Mr. Robert O'connor
Mr. Robert O'Connor As part of The Memory Project, we always encourage veterans to bring memorabilia and photographs from their service. Sometimes, while sitting with a veteran and looking through their photos I see a resemblance to someone I knew growing up and our generation gap finds a bridge. It makes me consider their circumstances and it’s also a gentle reminder that these veterans were once my age. It’s not that you can forget this fact, but the pictures have a way of bringing the point home. Sometimes, during a conversation with a veteran, the young person in the picture makes an appearance. This came up early on for me when I sat down with a Mr. Robert O’Connor in Red Deer, Alberta. Mr O’Connor, it turned out, had been a Mosquito Navigator during the Second World War and had flown many dangerous missions over occupied Europe.

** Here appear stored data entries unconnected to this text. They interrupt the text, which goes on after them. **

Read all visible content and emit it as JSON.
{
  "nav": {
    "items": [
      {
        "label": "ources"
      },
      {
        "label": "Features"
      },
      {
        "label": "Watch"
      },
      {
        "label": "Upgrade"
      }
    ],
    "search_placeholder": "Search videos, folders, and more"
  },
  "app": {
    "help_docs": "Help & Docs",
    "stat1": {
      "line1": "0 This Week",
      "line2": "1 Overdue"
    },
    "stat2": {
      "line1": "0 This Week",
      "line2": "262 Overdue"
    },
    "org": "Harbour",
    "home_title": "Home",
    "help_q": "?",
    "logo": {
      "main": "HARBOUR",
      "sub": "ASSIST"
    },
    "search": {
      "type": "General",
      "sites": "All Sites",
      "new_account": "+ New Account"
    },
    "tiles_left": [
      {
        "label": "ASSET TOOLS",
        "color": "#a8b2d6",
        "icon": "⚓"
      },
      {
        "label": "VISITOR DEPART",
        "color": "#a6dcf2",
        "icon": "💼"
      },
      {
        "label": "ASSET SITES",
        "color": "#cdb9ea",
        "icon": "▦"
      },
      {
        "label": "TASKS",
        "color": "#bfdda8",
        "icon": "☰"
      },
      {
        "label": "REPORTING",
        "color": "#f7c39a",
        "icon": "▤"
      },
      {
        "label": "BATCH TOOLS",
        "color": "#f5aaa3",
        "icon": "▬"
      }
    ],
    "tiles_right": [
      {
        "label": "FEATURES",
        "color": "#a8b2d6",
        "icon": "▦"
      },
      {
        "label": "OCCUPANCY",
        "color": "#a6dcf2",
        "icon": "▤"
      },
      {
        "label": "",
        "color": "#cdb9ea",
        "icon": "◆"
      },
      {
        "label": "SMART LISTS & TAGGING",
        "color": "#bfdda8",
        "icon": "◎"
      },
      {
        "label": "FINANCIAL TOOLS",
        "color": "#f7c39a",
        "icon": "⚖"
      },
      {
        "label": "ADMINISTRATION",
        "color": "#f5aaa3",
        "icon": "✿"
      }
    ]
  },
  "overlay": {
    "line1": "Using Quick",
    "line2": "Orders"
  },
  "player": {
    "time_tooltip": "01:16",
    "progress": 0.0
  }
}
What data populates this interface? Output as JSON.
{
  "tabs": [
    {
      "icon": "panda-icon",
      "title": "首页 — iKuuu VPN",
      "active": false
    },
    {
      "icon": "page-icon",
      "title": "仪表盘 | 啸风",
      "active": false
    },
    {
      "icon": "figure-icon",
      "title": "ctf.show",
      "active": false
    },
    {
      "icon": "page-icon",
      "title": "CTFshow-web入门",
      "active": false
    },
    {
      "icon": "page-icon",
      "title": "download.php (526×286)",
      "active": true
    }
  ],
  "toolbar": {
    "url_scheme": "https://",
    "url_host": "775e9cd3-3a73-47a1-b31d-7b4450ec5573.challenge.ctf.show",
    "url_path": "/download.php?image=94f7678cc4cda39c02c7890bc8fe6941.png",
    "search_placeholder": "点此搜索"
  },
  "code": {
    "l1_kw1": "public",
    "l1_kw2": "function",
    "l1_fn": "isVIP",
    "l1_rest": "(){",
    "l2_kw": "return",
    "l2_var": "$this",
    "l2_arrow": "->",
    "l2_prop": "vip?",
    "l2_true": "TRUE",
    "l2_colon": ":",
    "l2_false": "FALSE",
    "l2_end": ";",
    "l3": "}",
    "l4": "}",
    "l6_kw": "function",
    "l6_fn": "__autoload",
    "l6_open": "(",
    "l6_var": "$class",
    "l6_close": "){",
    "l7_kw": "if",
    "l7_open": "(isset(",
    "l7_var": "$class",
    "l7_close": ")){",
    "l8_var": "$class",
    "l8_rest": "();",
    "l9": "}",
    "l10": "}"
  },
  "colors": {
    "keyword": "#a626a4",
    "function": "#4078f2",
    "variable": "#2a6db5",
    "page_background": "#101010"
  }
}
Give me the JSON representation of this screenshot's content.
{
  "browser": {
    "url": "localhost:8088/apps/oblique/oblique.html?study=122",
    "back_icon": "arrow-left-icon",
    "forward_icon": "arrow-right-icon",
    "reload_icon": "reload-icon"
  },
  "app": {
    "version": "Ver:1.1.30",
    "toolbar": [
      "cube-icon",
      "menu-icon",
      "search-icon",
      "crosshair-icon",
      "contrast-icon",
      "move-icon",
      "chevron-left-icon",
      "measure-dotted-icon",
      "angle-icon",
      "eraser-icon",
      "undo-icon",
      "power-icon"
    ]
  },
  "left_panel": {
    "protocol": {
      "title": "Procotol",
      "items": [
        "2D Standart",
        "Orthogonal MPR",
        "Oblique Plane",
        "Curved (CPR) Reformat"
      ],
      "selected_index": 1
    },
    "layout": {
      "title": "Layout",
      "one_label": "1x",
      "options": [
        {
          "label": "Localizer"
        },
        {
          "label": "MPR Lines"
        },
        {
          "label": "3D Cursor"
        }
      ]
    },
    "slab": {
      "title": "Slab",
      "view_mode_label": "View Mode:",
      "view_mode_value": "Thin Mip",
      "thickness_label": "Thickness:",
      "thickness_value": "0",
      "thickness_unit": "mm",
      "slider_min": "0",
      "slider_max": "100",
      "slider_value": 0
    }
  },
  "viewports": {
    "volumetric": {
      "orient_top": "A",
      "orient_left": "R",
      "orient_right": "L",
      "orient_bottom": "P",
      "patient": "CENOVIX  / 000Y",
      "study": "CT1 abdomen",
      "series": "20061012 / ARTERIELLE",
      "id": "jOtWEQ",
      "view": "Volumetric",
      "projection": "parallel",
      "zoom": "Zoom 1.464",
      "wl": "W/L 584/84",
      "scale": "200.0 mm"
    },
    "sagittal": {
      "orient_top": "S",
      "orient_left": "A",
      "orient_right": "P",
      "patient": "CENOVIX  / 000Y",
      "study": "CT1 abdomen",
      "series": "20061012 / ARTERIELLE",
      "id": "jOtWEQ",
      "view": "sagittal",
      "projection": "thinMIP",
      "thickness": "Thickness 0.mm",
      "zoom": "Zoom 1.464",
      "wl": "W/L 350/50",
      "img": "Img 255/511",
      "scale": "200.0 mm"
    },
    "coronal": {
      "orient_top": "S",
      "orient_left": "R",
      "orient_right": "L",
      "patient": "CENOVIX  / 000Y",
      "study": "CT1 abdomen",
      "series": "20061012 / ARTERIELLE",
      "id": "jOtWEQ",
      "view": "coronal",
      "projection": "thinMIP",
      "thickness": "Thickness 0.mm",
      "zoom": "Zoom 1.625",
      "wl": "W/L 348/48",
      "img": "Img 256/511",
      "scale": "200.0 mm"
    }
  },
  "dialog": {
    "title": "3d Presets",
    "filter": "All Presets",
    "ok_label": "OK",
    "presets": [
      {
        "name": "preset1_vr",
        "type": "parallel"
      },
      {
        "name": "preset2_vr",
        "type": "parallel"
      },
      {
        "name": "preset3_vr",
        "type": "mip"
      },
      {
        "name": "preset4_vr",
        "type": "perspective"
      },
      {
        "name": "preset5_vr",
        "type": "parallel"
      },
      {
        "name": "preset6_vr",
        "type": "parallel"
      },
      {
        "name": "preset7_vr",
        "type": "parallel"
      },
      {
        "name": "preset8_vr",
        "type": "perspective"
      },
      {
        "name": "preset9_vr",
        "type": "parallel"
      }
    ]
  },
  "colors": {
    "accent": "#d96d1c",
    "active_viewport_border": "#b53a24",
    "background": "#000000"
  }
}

Mosquito aircrew were among the elite in Bomber Command. Some flew as Pathfinders on bombing raids, where they would mark the target and then linger over the combat area to guide in the bomber stream. They would fly smaller raids into occupied territory and strafe Luftwaffe aerodromes. They also made low-level flights down Axis shipping lanes to drop mines on what they liked to call ‘gardening’ missions. These were all very dangerous assignments that demanded a lot from the aircrews who took part.
When I first sat down with Mr O’Connor, it felt no different than any other interview that I’d had up to that point. Things quickly changed, however, when I asked him about flying in Mosquitoes. He looked up, smirked, and the elite aviator he had once been emerged. With a grin, he recounted the following introduction he received from his Wing Commander: “When you go to your first briefing, you may be a little nervous when you find out what you have to do, and you may feel a little sick. If you look around the briefing room, just look at the old timers, they’ll only look half as sick as you do.” After telling me this he chuckled and began to tell me about missions that would turn elite Airmen green. Whatever leap I might have needed to bridge our age difference became unnecessary and for the next forty minutes, I had the pleasure of sitting with a 19-year-old Mosquito Navigator.
A Mosquito, similar to the one Mr. O`Connor would have flown.